Killing our WORLD LEADER is more than an incident, Tak thought bitterly. No, I'd like to live.
"You killed one?" Gaz asks incredulously. "And you got away with it?"
"Two," Zim corrected.
"From some energy blob?" Dib guessed, shrugging his shoulders uncertainly. "The same one, if I recall."
"Yes," Zim sighed. "The same one…"
"You killed two world leaders, and got away with it?" Gaz asks, sounding almost excited.
"Not entirely," Zim says flatly, recalling his almost immediate reassignment following that and the giant robot incident. He sat on the opposite side of the couch to Tak, patting the space beside him for Dib to take up. Gaz started to peruse the DVD collection, humming to herself as she started to grab options.
"I'm offended you didn't mention that sooner," she says idly.
I'm stuck here, Tak thought wryly.
She glanced over to Zim and Dib. Dib had settled into Zim's side with Zim's arm lazily thrown over his shoulders. She was stuck trying to process what she was seeing, again, until Gaz fell down between her and Dib, breaking her line of sight.
"We're watching horror," Gaz announced. Zim cheered even as Dib sighed, sinking further into the couch and Zim's side.
"Horror," Tak repeated.
"A movie genre," Gaz says. "Or, better for context, some examples of what we'll do to you if you try to get past security."
Security…? Tak caught movement at the door and looked up. Gir was stood in the entryway, saluting, though his eyes were still blue, with a floating… tiny moose. She tried not to question it.
"Just don't try to enter any of the labs," Zim says. "And they won't have reason to follow their protocol."
Tak deflated in her seat. The sheer chaotic energy is enough to keep her at bay for a while rather than risk injury. She had an idea on what Gir could do—she wasn't keen on finding out what the strange one could be capable of.

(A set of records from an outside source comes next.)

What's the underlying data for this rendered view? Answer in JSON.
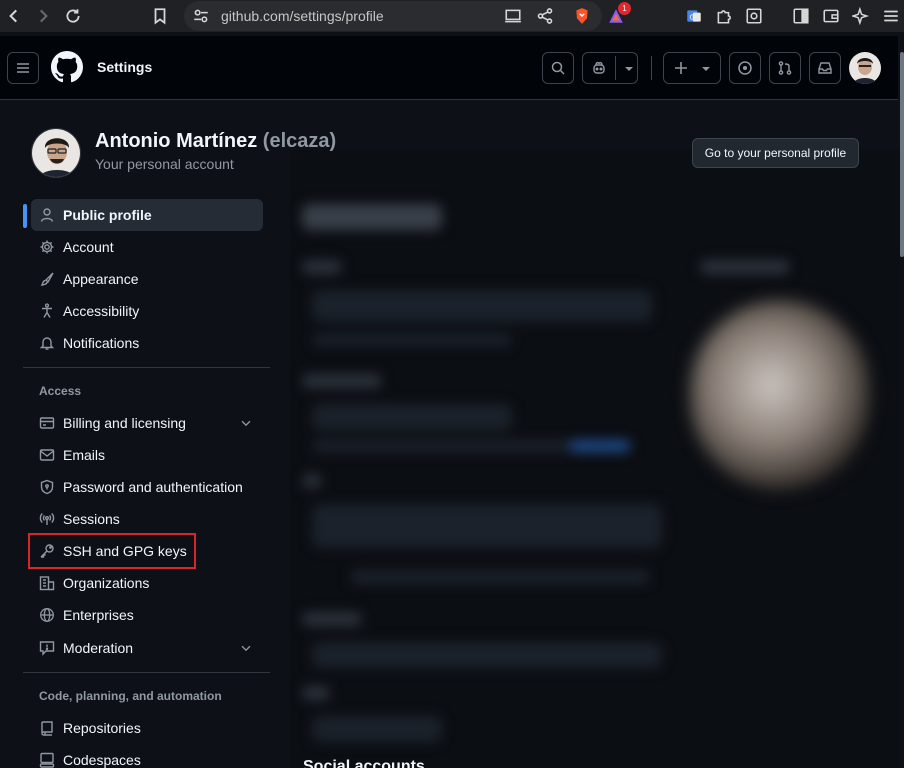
{
  "browser": {
    "url": "github.com/settings/profile",
    "notification_count": "1"
  },
  "header": {
    "title": "Settings"
  },
  "profile": {
    "name": "Antonio Martínez",
    "login": "(elcaza)",
    "subtitle": "Your personal account",
    "go_to_profile_label": "Go to your personal profile"
  },
  "sidebar": {
    "top_items": [
      {
        "label": "Public profile",
        "icon": "person-icon",
        "active": true
      },
      {
        "label": "Account",
        "icon": "gear-icon"
      },
      {
        "label": "Appearance",
        "icon": "paintbrush-icon"
      },
      {
        "label": "Accessibility",
        "icon": "accessibility-icon"
      },
      {
        "label": "Notifications",
        "icon": "bell-icon"
      }
    ],
    "access_heading": "Access",
    "access_items": [
      {
        "label": "Billing and licensing",
        "icon": "credit-card-icon",
        "expandable": true
      },
      {
        "label": "Emails",
        "icon": "mail-icon"
      },
      {
        "label": "Password and authentication",
        "icon": "shield-lock-icon"
      },
      {
        "label": "Sessions",
        "icon": "broadcast-icon"
      },
      {
        "label": "SSH and GPG keys",
        "icon": "key-icon",
        "highlighted": true
      },
      {
        "label": "Organizations",
        "icon": "organization-icon"
      },
      {
        "label": "Enterprises",
        "icon": "globe-icon"
      },
      {
        "label": "Moderation",
        "icon": "report-icon",
        "expandable": true
      }
    ],
    "code_heading": "Code, planning, and automation",
    "code_items": [
      {
        "label": "Repositories",
        "icon": "repo-icon"
      },
      {
        "label": "Codespaces",
        "icon": "codespaces-icon"
      }
    ]
  },
  "main": {
    "social_heading": "Social accounts"
  },
  "colors": {
    "accent": "#4493f8",
    "highlight_border": "#d7262b",
    "background": "#0d1117"
  }
}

She resigned to staring at the screen, crossing her arms. The tiny moose eventually caught her attention, flying over to them to drop random snacks into their laps. Tak jumped when it dropped a bag of chocolate in her lap with hardly a glance, not stopping until Gaz waved it off. Tak kept her attention split, never fully focusing on the movie. It did garner more of her attention here and there, despite her efforts. Regardless, she kept attention on the area around her. Dib would occasionally text someone on his phone, as would Gaz. Gir flew into the room on more than one occasion, screeching and laughing, only to chase Mini Moose back out again.
"Eric says the storm stopped," Dib announced halfway through the first film.

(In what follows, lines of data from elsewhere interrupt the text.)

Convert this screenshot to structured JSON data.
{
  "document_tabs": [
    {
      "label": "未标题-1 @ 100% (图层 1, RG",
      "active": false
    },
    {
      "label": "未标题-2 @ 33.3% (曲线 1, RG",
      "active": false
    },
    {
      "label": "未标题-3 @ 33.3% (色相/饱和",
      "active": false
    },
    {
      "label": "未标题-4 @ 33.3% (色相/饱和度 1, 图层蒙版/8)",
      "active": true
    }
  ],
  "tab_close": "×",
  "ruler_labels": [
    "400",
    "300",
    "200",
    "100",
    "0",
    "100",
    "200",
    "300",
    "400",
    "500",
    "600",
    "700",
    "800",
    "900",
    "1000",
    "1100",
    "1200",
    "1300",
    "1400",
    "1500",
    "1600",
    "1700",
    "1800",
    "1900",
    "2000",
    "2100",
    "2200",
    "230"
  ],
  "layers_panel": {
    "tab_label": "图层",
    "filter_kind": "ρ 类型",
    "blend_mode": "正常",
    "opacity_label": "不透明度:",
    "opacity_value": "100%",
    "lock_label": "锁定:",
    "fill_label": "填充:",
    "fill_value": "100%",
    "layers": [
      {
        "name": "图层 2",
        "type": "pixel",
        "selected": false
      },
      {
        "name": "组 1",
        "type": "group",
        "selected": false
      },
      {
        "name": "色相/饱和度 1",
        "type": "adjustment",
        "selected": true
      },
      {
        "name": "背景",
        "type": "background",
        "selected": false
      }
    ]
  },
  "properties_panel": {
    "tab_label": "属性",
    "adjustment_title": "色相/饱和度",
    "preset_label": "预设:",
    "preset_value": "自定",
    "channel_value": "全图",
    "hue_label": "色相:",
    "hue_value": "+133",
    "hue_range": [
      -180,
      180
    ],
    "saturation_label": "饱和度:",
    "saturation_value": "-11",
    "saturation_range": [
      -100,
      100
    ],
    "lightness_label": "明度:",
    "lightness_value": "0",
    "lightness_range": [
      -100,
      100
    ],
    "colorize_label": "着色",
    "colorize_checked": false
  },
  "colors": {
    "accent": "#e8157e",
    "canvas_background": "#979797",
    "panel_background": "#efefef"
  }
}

Tak chanced looking over to him when he did. He was practically laying on Zim. This was normal. This was normal? The Irken who was so hellbent on creating creatures of mass destruction and weapons of equal caliber was… sitting in a cinema watching movies. Perhaps they were trying to trick her. Get her via a false sense of security. Even if they weren't, it was for a few days at most. Tak ran the time through her head, hardly noticing when Gaz readjusted until her arm pressed against Tak's.

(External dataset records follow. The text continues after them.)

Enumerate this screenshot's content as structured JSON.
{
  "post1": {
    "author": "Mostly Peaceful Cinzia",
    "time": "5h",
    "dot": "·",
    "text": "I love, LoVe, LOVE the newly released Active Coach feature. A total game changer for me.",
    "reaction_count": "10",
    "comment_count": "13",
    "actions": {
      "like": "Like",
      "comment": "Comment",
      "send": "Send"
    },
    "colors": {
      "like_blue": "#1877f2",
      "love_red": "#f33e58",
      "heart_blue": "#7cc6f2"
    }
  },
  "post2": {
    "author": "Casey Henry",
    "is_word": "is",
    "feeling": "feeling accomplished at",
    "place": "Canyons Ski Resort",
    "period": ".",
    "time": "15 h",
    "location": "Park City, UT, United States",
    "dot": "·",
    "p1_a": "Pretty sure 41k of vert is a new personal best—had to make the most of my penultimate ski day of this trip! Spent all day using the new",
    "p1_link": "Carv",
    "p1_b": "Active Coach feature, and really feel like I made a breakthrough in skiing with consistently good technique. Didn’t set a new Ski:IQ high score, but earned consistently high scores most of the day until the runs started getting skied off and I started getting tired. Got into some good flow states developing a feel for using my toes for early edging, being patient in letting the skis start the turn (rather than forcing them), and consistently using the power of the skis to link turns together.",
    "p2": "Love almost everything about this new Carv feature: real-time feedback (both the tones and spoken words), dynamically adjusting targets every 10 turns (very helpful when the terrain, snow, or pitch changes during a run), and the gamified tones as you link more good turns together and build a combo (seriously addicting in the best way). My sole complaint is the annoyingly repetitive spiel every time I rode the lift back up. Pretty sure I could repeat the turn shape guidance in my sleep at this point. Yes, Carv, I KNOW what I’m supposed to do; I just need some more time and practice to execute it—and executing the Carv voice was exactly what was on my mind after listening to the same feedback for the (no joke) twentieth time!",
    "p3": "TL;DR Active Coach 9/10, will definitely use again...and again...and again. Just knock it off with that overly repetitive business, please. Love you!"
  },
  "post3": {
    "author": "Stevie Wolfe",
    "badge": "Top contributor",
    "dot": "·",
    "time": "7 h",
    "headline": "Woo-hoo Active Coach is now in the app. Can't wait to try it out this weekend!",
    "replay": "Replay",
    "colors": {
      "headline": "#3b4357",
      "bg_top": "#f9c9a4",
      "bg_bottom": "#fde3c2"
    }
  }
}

Tak froze, her body locking up at the contact. Gaz didn't seem to notice (or perhaps didn't care). Tak's skin, however, buzzed. She clenched her sleeves. Gaz flicked her eyes to the motion. She quickly shifted off, settling to resting her arms behind her head instead. She cracked an eye open at Tak in a sidelong glance and sighed.
"Hey," she whispered. She… thinks Tak looked her way. Regardless, she was going to keep going. "Relax. I'm not going to shoot you. …Fudge aside, I'm not going to try stealth assassinating you."
Tak sighed, loosening the grip on her arm. She hadn't even noticed she'd almost torn the fabric. She scoffed, ignoring Gaz's gaze on her. "Right."
Gaz frowned. "Believe what you want, then. See if I give a shit."
Just a few days, just a few days, just a few days, Tak repeated in a mantra. She could handle that.